The cardiovascular proteome is associated with precision exercise phenotypes in HFpEF, suggesting novel mechanistic targets and potential methods for risk stratification to prevent HFpEF early in its pathogenesis.
虽然运动障碍是射血分数保留型心力衰竭(HFpEF)的症状和诊断的核心,但之前对 HFpEF 生物标志物的研究主要集中在静息表型上。我们将精确的运动表型与心血管蛋白质组学相结合,以确定 HFpEF 运动反应的蛋白质特征和新的潜在治疗靶点。

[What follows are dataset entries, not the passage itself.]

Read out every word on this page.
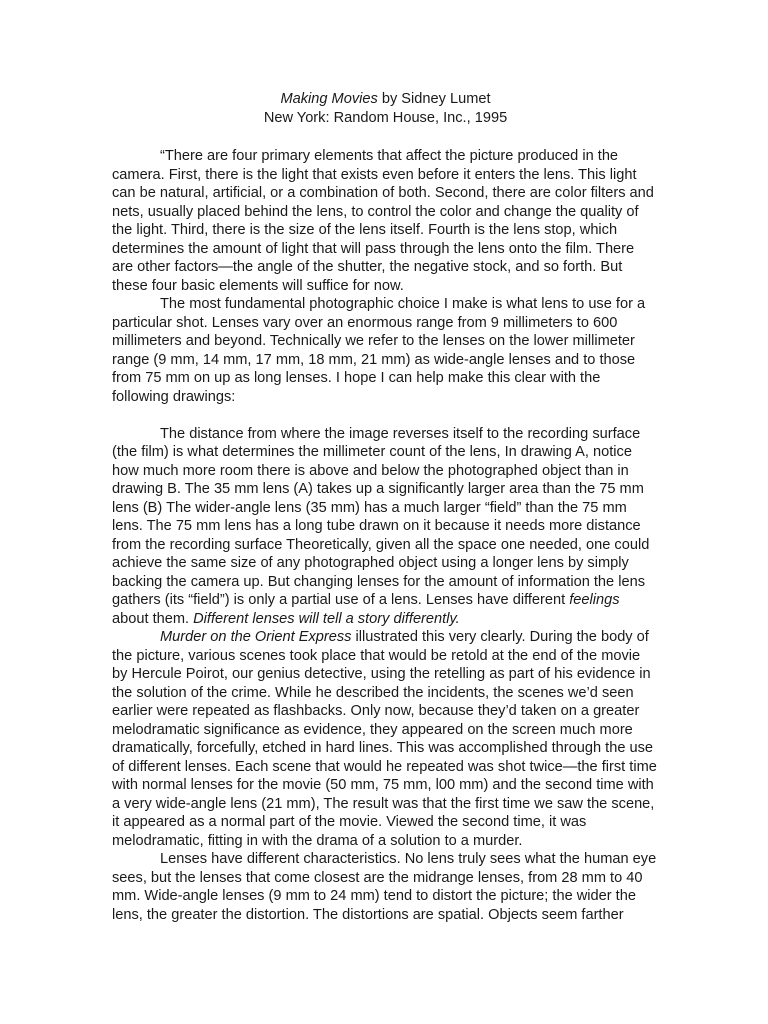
Making Movies by Sidney Lumet
New York: Random House, Inc., 1995

“There are four primary elements that affect the picture produced in the camera. First, there is the light that exists even before it enters the lens. This light can be natural, artificial, or a combination of both. Second, there are color filters and nets, usually placed behind the lens, to control the color and change the quality of the light. Third, there is the size of the lens itself. Fourth is the lens stop, which determines the amount of light that will pass through the lens onto the film. There are other factors—the angle of the shutter, the negative stock, and so forth. But these four basic elements will suffice for now.

The most fundamental photographic choice I make is what lens to use for a particular shot. Lenses vary over an enormous range from 9 millimeters to 600 millimeters and beyond. Technically we refer to the lenses on the lower millimeter range (9 mm, 14 mm, 17 mm, 18 mm, 21 mm) as wide-angle lenses and to those from 75 mm on up as long lenses. I hope I can help make this clear with the following drawings:

The distance from where the image reverses itself to the recording surface (the film) is what determines the millimeter count of the lens, In drawing A, notice how much more room there is above and below the photographed object than in drawing B. The 35 mm lens (A) takes up a significantly larger area than the 75 mm lens (B) The wider-angle lens (35 mm) has a much larger “field” than the 75 mm lens. The 75 mm lens has a long tube drawn on it because it needs more distance from the recording surface Theoretically, given all the space one needed, one could achieve the same size of any photographed object using a longer lens by simply backing the camera up. But changing lenses for the amount of information the lens gathers (its “field”) is only a partial use of a lens. Lenses have different feelings about them. Different lenses will tell a story differently.

Murder on the Orient Express illustrated this very clearly. During the body of the picture, various scenes took place that would be retold at the end of the movie by Hercule Poirot, our genius detective, using the retelling as part of his evidence in the solution of the crime. While he described the incidents, the scenes we’d seen earlier were repeated as flashbacks. Only now, because they’d taken on a greater melodramatic significance as evidence, they appeared on the screen much more dramatically, forcefully, etched in hard lines. This was accomplished through the use of different lenses. Each scene that would he repeated was shot twice—the first time with normal lenses for the movie (50 mm, 75 mm, l00 mm) and the second time with a very wide-angle lens (21 mm), The result was that the first time we saw the scene, it appeared as a normal part of the movie. Viewed the second time, it was melodramatic, fitting in with the drama of a solution to a murder.

Lenses have different characteristics. No lens truly sees what the human eye sees, but the lenses that come closest are the midrange lenses, from 28 mm to 40 mm. Wide-angle lenses (9 mm to 24 mm) tend to distort the picture; the wider the lens, the greater the distortion. The distortions are spatial. Objects seem farther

我们分析了 151 名个体(N=103 例 HFpEF,48 例对照;62±11 岁;56%为女性)在心肺运动试验中使用 Olink 分析了 277 种蛋白。使用调整了年龄/性别因素的脊回归,我们确定了与 HFpEF 相关的 5 个生理变量的蛋白质特征:峰值摄氧量、峰值心输出量、肺毛细血管楔压/心输出量斜率、峰值肺血管阻力和峰值外周 O 提取。每个运动表型的多蛋白特征捕获了各自运动表型的显著比例的变化。在每个特征中,研究特定蛋白质的重要性(脊系数大小)突出了与 HFpEF 病理生理学(如炎症、纤维化蛋白)有潜在联系的蛋白质,以及与不同生理学相关的新蛋白质(如涉及多器官[肾脏、肝脏、肌肉、脂肪]健康的蛋白质)与 O 提取受损有关。在另一个样本(N=522,261 例 HF 事件)中,峰值摄氧量和肺毛细血管楔压/心输出量斜率的蛋白质特征与 HFpEF 的发生相关(比值比,0.67 [95%置信区间,0.50-0.90]和 1.43 [95%置信区间,1.11-1.85]),调整了临床因素和 B 型利钠肽。
心血管蛋白质组与 HFpEF 的精确运动表型相关,提示了新的机制靶点和潜在的风险分层方法,以在 HFpEF 发病早期预防 HFpEF。